Lapisan data menunjukkan tingkat kompleksitas menengah. Sistem yang membutuhkan jaminan ketersediaan harus menavigasi antara ekspansi dan pengendalian sentralisasi. Solusi yang muncul seperti fragmentasi data, kode penghapusan (termasuk PeerDAS), dan degradasi yang anggun memungkinkan node dengan kapasitas terbatas memproses blok secara proporsional tanpa menciptakan kemacetan sentralisasi.

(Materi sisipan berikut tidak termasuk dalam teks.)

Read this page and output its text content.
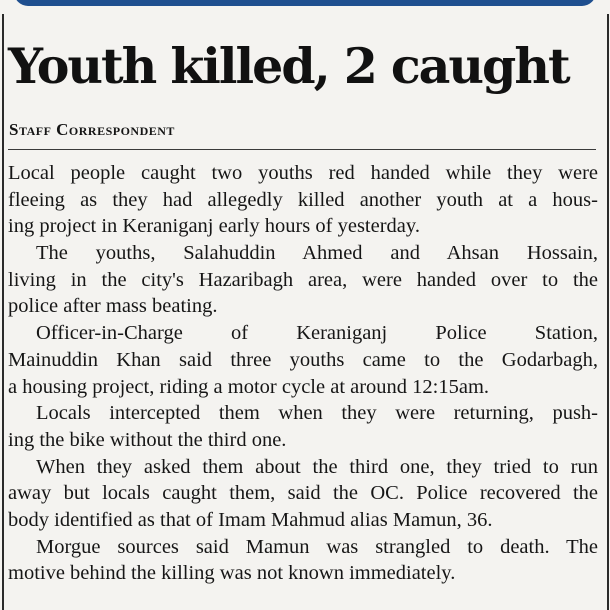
Youth killed, 2 caught

Staff Correspondent

Local people caught two youths red handed while they were
fleeing as they had allegedly killed another youth at a hous-
ing project in Keraniganj early hours of yesterday.
The youths, Salahuddin Ahmed and Ahsan Hossain,
living in the city's Hazaribagh area, were handed over to the
police after mass beating.
Officer-in-Charge of Keraniganj Police Station,
Mainuddin Khan said three youths came to the Godarbagh,
a housing project, riding a motor cycle at around 12:15am.
Locals intercepted them when they were returning, push-
ing the bike without the third one.
When they asked them about the third one, they tried to run
away but locals caught them, said the OC. Police recovered the
body identified as that of Imam Mahmud alias Mamun, 36.
Morgue sources said Mamun was strangled to death. The
motive behind the killing was not known immediately.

Lapisan keadaan mewakili tantangan eksistensial. Bahkan untuk memvalidasi satu transaksi, node secara teoretis memerlukan akses ke seluruh keadaan. Meskipun pohon keadaan yang dipadatkan (hanya menyimpan akar) menawarkan kompresi yang tampaknya, setiap pembaruan secara intrinsik bergantung pada keadaan lengkap. Strategi fragmentasi keadaan menjanjikan solusi, tetapi memerlukan rekayasa arsitektur besar dan tidak berlaku secara universal. Tingkat ini tetap paling rentan terhadap tekanan sentralisasi.

Prioritaskan solusi tanpa mengorbankan arsitektur sentralisasi

Vitalik menyusun kesimpulan strategis: jika data dapat secara efektif menggantikan keadaan tanpa memperkenalkan asumsi sentralisasi baru, substitusi ini harus menjadi prioritas utama. Demikian pula, jika perhitungan dapat menggantikan data tanpa memperkuat sentralisasi, pendekatan ini layak dipertimbangkan secara serius. Hierarki substitusi ini menciptakan kerangka untuk menilai inovasi skalabilitas berdasarkan dampak bersihnya terhadap keseimbangan desentralisasi.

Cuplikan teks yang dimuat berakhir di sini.